LongJump
LongJump is a company.
Financial History
Leadership Team
Key people at LongJump.
LongJump is a company.
Key people at LongJump.
Key people at LongJump.
LongJump is a Chicago-based, founder-led venture capital fund that invests $110K in pre-seed startups as a first-check investor, providing capital, connections, and community to help founders build scalable businesses.[1][2][3] Industry-agnostic and focused on U.S. founders outside major tech hubs like SF, NYC, Boston, LA, Seattle, and Miami—with a strong Midwest bias, especially Chicago—it has made 43 investments in Midwest startups, whose portfolio companies have raised $54.6M following LongJump's backing.[1] Its mission centers on supporting passionate, resourceful founders from zero to one through a standardized deal ($100K on a $5M SAFE cap plus $10K for 3% common equity), dedicated partner support, and a network of over 200 founders, operators, and investors.[1][3][4]
This approach democratizes access to early-stage funding, emphasizing tech-focused or tech-enabled businesses led by strong teams that can leverage the capital for measurable progress.[4]
LongJump was founded by a group of experienced founders and operators who have personally navigated the challenges of building startups, including fighting to survive, assembling teams, acquiring customers, and raising capital.[1][3] Based in Chicago, the fund emerged to address gaps in early-stage investing, particularly for founders outside coastal hotspots, flipping the traditional model to be more open and founder-friendly with no need for warm introductions.[2][3][4]

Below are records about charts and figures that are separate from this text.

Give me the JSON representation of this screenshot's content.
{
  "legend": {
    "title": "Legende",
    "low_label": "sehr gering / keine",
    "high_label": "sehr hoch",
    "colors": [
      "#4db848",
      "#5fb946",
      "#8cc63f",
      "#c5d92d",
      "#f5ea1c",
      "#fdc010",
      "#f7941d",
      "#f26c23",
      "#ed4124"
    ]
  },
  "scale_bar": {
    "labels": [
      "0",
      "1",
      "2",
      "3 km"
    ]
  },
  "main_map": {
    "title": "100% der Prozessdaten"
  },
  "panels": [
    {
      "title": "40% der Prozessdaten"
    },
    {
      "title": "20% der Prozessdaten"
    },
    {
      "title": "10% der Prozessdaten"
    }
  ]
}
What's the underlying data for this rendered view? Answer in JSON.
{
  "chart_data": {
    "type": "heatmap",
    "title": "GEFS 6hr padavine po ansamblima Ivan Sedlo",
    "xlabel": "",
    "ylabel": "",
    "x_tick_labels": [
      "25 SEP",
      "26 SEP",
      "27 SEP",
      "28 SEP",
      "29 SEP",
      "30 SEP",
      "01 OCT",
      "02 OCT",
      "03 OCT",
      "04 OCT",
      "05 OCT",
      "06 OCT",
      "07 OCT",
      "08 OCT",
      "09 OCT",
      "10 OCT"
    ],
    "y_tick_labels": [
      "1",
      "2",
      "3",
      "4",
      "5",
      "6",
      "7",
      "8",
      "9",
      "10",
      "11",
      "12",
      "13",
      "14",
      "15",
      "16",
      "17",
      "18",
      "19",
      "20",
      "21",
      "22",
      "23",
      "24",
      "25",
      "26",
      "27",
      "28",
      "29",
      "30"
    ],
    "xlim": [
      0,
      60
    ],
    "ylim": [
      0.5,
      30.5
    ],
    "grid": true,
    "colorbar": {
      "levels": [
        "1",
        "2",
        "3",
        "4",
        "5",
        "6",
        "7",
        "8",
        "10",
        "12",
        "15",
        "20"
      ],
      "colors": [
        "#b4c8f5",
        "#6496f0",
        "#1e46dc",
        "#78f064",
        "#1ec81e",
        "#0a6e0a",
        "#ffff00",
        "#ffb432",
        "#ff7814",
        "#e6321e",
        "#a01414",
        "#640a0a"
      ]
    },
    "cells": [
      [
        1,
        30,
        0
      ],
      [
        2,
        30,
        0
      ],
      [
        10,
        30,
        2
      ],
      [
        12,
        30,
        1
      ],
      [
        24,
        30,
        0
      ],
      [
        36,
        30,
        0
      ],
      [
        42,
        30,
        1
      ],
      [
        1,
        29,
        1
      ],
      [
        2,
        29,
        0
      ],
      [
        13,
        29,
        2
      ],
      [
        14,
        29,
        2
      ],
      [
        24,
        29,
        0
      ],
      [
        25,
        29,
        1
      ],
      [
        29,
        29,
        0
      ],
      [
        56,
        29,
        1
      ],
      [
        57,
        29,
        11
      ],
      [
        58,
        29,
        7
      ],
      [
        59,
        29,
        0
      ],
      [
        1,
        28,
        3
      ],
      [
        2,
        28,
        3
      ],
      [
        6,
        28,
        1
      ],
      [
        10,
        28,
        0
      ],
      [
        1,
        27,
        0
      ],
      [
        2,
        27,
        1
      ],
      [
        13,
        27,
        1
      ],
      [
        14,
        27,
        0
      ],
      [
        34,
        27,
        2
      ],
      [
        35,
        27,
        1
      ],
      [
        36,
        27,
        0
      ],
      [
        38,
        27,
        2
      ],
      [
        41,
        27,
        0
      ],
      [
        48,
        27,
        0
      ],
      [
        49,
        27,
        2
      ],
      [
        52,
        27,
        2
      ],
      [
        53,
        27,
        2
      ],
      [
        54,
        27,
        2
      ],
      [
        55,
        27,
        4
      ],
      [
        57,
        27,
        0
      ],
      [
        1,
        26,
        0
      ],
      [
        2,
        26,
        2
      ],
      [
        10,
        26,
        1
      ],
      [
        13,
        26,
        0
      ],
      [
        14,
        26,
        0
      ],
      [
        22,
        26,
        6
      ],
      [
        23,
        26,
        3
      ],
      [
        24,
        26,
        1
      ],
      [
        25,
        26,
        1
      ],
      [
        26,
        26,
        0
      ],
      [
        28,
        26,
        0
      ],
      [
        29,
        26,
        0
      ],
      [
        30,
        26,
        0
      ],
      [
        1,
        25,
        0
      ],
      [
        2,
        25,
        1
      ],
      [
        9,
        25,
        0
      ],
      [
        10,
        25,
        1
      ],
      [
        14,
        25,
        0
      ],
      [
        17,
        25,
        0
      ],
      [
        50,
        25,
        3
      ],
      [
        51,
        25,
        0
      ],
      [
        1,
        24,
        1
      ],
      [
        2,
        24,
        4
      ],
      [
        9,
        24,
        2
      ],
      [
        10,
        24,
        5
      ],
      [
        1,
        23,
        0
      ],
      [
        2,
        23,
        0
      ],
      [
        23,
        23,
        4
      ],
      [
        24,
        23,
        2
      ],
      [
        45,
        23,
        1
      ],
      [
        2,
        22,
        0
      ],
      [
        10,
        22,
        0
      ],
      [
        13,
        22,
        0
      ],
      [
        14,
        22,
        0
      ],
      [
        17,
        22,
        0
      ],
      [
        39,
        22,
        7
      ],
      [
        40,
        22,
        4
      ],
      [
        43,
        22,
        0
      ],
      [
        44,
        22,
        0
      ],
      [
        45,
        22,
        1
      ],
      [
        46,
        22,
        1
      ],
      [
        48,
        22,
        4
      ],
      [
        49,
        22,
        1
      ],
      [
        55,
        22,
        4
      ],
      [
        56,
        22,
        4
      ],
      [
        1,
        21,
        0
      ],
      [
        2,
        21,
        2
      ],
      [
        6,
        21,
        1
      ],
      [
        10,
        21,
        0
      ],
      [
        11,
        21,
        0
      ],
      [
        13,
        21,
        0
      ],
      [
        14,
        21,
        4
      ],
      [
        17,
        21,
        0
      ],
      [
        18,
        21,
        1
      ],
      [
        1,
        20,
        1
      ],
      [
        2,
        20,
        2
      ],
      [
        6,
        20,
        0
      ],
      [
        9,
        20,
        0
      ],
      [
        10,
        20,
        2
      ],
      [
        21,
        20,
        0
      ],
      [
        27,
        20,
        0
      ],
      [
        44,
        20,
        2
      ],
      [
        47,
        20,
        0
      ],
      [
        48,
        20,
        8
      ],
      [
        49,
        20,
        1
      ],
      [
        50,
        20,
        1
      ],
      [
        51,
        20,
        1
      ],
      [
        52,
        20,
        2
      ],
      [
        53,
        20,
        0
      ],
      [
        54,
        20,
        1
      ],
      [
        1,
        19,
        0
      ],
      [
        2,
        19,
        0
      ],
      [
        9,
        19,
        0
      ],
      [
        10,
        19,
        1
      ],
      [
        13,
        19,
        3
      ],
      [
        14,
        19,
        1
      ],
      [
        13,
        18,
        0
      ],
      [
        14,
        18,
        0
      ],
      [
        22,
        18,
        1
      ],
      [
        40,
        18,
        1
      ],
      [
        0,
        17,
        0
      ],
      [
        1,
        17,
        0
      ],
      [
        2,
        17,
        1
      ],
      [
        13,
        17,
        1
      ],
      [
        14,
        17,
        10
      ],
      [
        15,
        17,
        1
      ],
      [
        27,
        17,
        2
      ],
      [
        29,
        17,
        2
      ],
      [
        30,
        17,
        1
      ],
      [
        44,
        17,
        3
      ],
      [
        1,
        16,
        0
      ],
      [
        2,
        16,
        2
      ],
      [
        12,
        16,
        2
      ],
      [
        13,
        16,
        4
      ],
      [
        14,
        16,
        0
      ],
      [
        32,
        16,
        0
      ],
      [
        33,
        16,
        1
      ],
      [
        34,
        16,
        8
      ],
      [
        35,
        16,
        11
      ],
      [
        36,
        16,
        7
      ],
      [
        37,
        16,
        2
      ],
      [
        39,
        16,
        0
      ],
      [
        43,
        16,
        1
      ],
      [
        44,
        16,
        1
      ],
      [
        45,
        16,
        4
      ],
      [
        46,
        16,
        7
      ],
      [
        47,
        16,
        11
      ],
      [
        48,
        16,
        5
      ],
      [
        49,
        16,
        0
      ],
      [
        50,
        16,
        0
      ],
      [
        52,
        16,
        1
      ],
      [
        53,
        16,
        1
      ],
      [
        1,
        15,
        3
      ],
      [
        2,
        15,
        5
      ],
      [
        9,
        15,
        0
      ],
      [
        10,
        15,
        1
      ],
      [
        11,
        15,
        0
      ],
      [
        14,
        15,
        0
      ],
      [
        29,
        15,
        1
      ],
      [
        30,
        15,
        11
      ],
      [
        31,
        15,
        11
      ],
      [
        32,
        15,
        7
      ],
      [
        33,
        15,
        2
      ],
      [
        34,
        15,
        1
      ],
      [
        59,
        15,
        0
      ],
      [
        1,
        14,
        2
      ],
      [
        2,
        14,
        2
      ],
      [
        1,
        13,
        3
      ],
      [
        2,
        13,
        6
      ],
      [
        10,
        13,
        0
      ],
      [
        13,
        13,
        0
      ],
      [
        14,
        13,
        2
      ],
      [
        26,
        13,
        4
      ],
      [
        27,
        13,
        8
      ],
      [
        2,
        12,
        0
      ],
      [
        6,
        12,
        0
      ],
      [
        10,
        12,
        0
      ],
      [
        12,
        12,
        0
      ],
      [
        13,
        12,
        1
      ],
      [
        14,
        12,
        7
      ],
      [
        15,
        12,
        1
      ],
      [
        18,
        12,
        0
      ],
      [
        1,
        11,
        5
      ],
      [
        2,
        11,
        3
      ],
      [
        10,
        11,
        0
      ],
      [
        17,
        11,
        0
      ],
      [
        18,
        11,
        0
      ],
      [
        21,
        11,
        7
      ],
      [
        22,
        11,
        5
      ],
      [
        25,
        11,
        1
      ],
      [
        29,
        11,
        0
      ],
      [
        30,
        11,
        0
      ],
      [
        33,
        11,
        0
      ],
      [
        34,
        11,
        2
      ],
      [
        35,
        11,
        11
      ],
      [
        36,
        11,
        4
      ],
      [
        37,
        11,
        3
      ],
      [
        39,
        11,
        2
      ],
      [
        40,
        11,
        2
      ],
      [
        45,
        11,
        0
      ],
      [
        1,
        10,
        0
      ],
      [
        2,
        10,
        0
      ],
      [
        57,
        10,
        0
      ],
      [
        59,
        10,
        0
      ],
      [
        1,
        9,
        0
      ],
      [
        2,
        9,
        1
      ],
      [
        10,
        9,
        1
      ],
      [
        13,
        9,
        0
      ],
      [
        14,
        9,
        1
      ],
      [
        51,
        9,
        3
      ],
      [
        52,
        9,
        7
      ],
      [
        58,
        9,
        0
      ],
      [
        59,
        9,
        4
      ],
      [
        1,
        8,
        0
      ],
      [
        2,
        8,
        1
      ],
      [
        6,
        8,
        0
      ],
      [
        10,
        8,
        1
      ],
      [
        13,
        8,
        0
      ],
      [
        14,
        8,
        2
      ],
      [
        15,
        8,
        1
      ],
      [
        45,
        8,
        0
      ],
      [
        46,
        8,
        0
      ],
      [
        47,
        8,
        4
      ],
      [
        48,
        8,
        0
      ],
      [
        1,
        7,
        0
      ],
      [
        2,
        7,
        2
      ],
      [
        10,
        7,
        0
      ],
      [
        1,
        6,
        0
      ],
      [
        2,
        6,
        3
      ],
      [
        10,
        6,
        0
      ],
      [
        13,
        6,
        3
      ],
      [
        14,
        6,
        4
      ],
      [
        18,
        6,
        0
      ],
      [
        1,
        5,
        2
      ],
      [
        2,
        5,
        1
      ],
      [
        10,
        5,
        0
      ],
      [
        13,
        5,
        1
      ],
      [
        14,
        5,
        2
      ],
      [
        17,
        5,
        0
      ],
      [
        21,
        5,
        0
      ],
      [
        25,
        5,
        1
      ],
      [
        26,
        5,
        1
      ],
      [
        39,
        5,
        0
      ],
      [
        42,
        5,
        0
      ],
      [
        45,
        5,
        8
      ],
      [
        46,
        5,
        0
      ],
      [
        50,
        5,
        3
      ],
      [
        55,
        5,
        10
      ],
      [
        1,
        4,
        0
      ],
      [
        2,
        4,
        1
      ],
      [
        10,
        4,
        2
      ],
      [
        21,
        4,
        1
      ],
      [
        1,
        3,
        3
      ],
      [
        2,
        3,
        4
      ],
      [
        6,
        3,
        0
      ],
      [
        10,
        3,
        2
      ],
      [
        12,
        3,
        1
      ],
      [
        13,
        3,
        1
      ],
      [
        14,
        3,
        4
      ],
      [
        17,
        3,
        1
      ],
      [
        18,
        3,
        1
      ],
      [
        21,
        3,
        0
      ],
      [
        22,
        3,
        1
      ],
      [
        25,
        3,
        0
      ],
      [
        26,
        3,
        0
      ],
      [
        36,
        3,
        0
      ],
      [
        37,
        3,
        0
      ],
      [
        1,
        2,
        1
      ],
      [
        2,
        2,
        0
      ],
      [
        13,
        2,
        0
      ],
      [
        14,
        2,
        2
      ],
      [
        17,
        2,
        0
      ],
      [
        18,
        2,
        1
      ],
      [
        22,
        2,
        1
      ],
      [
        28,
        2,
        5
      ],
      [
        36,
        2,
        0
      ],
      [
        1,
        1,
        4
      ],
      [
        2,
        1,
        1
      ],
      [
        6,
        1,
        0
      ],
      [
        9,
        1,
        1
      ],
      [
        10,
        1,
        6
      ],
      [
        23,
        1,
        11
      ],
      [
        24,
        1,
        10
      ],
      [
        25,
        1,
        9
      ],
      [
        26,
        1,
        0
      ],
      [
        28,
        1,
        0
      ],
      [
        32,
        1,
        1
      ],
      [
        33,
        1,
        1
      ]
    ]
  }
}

Its evolution reflects a commitment to the Midwest ecosystem, growing a limited partner network of over 190 founders and operators, plus 70 portfolio founders, while maintaining monthly application reviews and a disciplined, hands-on investment process.[1][3]
LongJump rides the trend of decentralizing tech innovation beyond coastal hubs, capitalizing on the Midwest's rising talent pool, lower costs, and untapped markets to foster "great companies... anywhere, not just on the coasts."[1] This timing aligns with post-pandemic remote work shifts, regional economic development initiatives, and investor fatigue with overheated coastal valuations, making non-hub founders more attractive for scalable, efficient builds.[1][2]
By prioritizing pre-seed tech-enabled ventures, it influences the ecosystem through de-risking early Midwest startups—evidenced by $54.6M follow-on raises—and building a collaborative founder community that strengthens regional networks, challenging the SF-centric model.[1][3]
LongJump is poised to expand its Midwest dominance as remote talent and AI-driven tools further erode geographic barriers, potentially scaling its LP network and check sizes while maintaining founder-centric discipline.[1][4] Trends like AI democratization and vertical SaaS will shape its portfolio, amplifying influence as non-hub unicorns emerge.
Tying back to its core promise, LongJump empowers the next generation of founders to leap from ambitious ideas to high-growth realities, proving location is no longer destiny in VC.